In order to induce prolonged stress in mice, researchers periodically confined the rodents to a small space for 21 days. At the end of the confinement period, the behavior of the mice was analyzed by the team. Specifically, they looked at whether the mice started to display behaviors related to anxiety and depression – such as social interaction avoidance.
Researchers also assessed the rodents’ neurons (nerve cells), in specific areas of the amygdala, including the medial and basolateral regions. Performing well were neuronal branches in the basolateral region progressively lengthened and became more complex in response to prolonged stress. Nerve cells in the medial region – which are important for communication between other areas of the brain – were found to shrink in size in response to prolonged stress.
According to the researchers, this is the side effect of stress that can be damaging to the brain, even triggering anxiety and depression, by reducing the brain’s ability to accommodate new experiences.
“It seems possible that the contrasting responses we see within the amygdala, and the limbic system in general, may contribute to these disorders’ differing symptoms, which can range from avoiding social contact to experiencing vivid flashbacks.” added Bruce S. McEwen, study co-author
On a brighter note, the researchers also found that Acetyl-l-carnitine prevented neuronal branch shrinkage, which led to another 21-day stress-inducing experiment round in another group of mice.

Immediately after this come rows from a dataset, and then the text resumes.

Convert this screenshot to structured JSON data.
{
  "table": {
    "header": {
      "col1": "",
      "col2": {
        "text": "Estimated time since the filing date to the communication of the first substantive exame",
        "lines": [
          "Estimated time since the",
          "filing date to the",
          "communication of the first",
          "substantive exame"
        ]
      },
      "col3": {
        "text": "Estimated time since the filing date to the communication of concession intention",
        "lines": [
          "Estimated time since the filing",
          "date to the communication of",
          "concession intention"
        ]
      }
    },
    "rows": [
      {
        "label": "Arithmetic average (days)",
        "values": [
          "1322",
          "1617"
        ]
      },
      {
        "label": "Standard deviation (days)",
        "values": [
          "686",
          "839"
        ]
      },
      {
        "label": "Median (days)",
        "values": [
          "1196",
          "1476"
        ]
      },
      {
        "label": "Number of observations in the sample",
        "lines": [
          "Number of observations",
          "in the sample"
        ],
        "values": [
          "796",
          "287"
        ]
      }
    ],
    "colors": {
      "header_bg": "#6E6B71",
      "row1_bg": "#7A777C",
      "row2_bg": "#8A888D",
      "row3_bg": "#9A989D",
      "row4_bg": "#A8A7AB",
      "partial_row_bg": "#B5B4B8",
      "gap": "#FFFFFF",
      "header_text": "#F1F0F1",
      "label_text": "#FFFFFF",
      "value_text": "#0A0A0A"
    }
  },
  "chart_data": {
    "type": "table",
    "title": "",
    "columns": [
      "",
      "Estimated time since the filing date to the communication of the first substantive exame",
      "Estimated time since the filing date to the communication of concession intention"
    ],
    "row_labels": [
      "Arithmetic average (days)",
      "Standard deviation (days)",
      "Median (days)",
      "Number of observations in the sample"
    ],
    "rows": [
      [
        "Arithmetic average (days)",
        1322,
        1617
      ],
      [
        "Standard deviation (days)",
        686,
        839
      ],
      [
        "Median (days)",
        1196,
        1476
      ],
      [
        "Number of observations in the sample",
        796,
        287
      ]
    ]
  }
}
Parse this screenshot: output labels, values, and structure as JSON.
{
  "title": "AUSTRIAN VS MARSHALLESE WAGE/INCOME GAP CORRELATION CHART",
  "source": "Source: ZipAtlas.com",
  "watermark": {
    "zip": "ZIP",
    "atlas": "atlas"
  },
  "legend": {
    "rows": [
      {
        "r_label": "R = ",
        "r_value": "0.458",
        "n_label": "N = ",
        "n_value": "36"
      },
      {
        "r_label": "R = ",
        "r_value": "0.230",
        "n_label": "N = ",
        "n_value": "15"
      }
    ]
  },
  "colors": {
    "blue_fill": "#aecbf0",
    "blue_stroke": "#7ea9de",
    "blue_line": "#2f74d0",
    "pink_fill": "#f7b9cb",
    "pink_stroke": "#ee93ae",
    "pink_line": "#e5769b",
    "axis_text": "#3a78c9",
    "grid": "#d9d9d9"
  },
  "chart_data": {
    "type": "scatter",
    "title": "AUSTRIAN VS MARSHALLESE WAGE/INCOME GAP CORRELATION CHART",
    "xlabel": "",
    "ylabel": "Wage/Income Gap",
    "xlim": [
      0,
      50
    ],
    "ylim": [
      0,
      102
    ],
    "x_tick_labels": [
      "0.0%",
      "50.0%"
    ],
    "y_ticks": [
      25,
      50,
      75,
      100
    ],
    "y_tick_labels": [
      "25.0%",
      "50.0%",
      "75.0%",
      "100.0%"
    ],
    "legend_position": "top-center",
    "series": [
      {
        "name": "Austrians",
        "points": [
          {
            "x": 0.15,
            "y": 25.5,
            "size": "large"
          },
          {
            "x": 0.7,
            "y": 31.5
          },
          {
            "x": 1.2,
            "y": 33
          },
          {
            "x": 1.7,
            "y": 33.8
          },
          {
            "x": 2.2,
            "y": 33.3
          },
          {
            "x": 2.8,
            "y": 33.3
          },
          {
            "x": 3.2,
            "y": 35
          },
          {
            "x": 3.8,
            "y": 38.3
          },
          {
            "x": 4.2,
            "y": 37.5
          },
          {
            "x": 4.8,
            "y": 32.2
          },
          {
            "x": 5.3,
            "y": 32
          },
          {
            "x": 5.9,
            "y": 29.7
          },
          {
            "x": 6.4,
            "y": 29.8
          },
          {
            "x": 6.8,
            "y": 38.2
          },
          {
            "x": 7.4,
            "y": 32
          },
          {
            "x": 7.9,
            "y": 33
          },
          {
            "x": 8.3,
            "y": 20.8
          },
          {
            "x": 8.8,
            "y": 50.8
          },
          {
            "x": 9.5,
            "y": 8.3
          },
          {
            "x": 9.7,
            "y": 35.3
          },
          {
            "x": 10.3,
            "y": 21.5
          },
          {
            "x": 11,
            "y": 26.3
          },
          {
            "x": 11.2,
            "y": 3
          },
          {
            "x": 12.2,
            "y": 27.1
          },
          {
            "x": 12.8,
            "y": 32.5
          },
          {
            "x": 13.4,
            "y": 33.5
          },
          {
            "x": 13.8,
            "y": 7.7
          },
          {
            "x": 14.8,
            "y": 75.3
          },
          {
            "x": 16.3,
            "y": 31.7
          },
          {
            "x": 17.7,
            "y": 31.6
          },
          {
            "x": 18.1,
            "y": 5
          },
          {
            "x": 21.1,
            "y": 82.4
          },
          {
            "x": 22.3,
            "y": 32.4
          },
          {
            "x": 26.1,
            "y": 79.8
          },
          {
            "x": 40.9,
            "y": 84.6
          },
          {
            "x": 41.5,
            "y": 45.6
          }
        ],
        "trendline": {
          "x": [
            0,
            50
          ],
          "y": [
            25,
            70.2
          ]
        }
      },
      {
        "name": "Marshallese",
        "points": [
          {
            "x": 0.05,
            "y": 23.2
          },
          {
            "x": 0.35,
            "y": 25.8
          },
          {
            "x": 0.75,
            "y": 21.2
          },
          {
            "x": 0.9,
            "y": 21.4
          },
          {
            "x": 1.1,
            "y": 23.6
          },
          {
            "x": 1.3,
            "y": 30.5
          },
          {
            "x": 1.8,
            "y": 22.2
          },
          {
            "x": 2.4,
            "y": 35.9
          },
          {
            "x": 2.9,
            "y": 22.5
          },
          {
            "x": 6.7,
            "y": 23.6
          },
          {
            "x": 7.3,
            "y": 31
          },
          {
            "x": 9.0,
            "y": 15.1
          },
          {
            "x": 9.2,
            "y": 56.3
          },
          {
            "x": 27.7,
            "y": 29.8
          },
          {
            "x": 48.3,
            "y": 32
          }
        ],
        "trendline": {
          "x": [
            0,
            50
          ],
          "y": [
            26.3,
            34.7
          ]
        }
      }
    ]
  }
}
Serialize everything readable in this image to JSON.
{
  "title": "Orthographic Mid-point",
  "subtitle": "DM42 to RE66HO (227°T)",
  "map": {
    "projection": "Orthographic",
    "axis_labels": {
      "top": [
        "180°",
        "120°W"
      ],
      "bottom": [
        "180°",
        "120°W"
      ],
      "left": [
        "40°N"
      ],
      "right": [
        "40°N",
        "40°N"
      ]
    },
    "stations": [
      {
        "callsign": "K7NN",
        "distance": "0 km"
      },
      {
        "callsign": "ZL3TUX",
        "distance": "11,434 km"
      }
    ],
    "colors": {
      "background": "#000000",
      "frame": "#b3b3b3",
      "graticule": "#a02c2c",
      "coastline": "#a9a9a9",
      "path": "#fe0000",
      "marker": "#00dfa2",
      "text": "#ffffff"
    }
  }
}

This time, mice were treated with acetyl-l-carnitine 3 days before the end of the experiment – a molecule naturally produced by both humans and mice. Studies have shown that animals susceptible to depression are more likely to be deficient in acetyl-l-carnitine, and it is currently being tested as an antidepressant.
Mice that received acetyl-l-carnitine demonstrated greater neuronal branching in the medial region of the amygdala and were found to be were more sociable at the end of the experiment, compared with the untreated mice. Based on the results, the researchers suggest acetyl-l-carnitine might have the ability to prevent some harmful brain changes that occur in response to stress.
Next, the team plans to investigate whether humans with depression have lower levels of acetyl-l-carnitine than those without the condition.